Regular expressions are built for pattern matching and string substitution. In other words, they're great when you want to:
- Find records which contain one or more occurrences of some particular pattern.
- Extract the information that does (or doesn't) match a pattern.
- Replace the matched information with something else.
A regular-expression is, in effect, a tiny computer-program expressed in a single string of chicken-scratches. But it's incredibly powerful and efficient. When coupled with higher-level tools like sed, awk, and perl, regular-expressions can be used for a variety of useful tasks, like extracting information from another form of computer-output.
#4: Objects
Most computer software today is built from pre-existing components. The “new” portions of a system are also built as components in the expectation that those components can be re-used.
How do you do that, though? How do you enable two pieces of software that have never known each other to “play well together,” or even coexist? The answer is: objects.
An “object” is an encapsulation of programming and data into one “thing,” having well-defined boundaries. When done properly, this technique allows the developers of different objects to produce useful things without having to be impossibly concerned with “side effects” from other objects which might be sharing the digital swimming-pool with theirs.

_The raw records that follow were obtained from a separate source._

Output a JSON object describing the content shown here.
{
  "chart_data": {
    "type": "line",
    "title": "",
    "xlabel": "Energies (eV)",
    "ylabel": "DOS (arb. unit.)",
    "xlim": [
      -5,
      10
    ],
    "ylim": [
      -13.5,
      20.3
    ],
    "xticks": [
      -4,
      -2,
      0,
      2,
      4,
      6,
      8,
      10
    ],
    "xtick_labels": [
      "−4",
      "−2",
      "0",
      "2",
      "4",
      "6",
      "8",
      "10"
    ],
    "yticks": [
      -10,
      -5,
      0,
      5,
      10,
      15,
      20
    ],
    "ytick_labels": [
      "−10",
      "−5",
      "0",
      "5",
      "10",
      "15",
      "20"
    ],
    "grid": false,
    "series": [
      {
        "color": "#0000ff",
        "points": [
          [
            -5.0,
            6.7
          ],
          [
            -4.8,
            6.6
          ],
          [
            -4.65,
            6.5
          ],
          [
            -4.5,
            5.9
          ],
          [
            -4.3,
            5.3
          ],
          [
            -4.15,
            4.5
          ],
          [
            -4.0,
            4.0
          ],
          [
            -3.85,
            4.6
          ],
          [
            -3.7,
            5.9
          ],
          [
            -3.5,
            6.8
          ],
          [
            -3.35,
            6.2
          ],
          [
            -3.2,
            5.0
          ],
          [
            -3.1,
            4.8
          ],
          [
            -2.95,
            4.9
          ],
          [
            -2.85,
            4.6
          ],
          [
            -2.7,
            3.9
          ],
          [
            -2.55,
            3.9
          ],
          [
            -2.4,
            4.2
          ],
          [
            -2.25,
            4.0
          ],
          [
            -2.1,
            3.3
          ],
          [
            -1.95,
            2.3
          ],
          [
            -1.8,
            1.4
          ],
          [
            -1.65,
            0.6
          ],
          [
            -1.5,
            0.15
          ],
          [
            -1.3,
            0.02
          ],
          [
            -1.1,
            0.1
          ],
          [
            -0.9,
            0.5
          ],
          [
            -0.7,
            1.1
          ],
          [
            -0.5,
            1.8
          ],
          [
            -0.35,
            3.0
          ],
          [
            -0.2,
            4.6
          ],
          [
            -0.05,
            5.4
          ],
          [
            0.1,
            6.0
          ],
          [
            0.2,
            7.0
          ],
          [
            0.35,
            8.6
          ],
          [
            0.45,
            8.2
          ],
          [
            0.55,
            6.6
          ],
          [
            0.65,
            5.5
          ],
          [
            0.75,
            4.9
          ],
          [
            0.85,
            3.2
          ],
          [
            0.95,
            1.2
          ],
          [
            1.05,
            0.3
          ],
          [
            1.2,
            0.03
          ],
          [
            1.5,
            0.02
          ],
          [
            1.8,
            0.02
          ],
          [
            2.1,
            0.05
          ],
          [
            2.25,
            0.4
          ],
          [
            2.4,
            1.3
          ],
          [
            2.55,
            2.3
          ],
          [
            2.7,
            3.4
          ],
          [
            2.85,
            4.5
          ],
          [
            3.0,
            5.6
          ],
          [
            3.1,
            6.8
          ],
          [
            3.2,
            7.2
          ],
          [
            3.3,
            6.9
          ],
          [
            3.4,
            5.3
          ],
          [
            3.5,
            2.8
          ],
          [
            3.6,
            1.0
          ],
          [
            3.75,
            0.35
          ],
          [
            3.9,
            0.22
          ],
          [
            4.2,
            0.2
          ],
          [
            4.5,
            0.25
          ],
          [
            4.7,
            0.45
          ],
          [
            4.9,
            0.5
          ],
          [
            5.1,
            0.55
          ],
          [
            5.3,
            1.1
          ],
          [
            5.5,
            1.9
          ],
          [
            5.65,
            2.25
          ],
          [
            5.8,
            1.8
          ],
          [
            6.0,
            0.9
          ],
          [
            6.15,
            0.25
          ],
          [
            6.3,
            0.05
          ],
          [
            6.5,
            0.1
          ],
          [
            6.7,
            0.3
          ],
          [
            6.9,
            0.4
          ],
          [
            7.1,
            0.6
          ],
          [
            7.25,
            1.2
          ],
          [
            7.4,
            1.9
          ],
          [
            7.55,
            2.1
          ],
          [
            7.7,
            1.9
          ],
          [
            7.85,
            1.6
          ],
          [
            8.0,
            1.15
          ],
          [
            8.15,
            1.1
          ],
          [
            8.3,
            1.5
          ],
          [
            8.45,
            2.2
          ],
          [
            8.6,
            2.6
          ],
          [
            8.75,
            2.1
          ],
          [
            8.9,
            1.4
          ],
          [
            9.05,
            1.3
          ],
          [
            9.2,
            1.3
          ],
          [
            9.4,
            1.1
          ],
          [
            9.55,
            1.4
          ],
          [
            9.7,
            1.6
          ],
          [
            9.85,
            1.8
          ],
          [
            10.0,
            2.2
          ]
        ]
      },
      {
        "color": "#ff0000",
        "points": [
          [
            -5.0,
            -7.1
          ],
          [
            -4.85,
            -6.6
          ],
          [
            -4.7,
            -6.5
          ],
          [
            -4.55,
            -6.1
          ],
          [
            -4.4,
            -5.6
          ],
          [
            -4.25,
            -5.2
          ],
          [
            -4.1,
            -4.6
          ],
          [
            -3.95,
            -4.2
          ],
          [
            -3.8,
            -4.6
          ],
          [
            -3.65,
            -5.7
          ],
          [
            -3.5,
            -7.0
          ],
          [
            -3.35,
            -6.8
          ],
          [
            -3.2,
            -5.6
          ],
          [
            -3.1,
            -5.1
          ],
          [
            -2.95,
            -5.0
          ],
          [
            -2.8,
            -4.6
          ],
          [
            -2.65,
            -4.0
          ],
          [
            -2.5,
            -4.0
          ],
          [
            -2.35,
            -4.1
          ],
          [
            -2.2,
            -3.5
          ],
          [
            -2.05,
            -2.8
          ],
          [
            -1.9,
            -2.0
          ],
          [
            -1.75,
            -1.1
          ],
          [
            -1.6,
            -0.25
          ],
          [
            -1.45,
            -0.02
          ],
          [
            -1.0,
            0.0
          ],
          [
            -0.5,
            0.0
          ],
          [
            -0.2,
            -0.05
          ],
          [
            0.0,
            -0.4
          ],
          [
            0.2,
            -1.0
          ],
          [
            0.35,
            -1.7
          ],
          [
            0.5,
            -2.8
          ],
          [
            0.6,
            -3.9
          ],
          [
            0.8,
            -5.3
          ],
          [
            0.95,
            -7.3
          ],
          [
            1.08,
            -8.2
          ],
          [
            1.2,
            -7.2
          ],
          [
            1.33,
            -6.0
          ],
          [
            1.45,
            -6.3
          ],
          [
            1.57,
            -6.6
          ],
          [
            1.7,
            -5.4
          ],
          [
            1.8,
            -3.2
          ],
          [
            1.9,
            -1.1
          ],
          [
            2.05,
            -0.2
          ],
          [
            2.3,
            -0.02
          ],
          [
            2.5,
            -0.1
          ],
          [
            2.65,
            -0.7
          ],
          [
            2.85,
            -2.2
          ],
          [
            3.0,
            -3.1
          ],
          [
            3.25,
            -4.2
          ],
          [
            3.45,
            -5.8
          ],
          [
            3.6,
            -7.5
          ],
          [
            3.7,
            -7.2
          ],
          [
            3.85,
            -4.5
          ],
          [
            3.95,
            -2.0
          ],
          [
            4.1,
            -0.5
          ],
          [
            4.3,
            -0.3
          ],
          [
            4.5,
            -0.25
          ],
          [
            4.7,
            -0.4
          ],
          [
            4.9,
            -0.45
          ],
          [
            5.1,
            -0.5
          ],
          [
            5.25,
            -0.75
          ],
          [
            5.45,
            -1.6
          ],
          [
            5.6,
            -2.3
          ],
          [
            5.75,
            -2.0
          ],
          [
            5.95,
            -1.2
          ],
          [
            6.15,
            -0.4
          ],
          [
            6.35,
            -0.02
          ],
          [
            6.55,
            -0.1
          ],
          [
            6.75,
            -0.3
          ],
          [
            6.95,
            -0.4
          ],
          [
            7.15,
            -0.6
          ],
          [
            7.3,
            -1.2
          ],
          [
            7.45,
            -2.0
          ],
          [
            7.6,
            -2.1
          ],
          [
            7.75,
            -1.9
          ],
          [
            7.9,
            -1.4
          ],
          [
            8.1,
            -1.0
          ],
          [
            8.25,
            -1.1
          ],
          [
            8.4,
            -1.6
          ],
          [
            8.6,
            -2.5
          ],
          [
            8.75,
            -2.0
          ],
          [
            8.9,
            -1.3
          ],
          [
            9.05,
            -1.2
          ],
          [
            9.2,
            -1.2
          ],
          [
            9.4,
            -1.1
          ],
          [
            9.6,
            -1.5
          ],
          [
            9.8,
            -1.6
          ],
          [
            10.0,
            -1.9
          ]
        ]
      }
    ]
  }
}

#5: TCP/IP (Reliable, Secure Networking)
We would not have the Internet, would not have cellular phones, would not have electronic funds transfers, would not have anything, without the presence of robust, reliable networking such as TCP/IP.
Networking systems allow you to create a reliable one- or two-way connection between two endpoints on a network, and to send units of information reliably between them. The messages, or datagrams, will arrive at their destination, complete and in the sequence they were presented by their sender. Upon this basic foundation, along with agreed-upon (and often, disagreed-on...) protocols, an entire world of reliable data-communications can be built.
Data communications, including so-called Interprocess Communication (IPC) taking place within a single computer or computing cluster, allows the combined efforts of multiple programs and/or computers to be yoked together to the same business task.
These data-communications can also be secure. So-called “tunneling” protocols, such as VPN and SSLv2, allow information to be freely exchanged between sender and receiver as-before ... without express regard for security by either of them ... and to nevertheless be utterly incomprehensible while in-transit. (You see this yourself when you use a “secure” web-page.) Third-parties can neither understand the information that they may intercept, nor alter any of it without detection, nor introduce their own traffic into the stream. Because the tunnel is secure, all the information passing through the tunnel requires no additional layers of security, and the participants can largely ignore its presence.
This information-security is made possible through a rather-magical invention called public-key cryptography, or PKI. This technology allows reliable, verifiable two-way communication between two parties who have never met.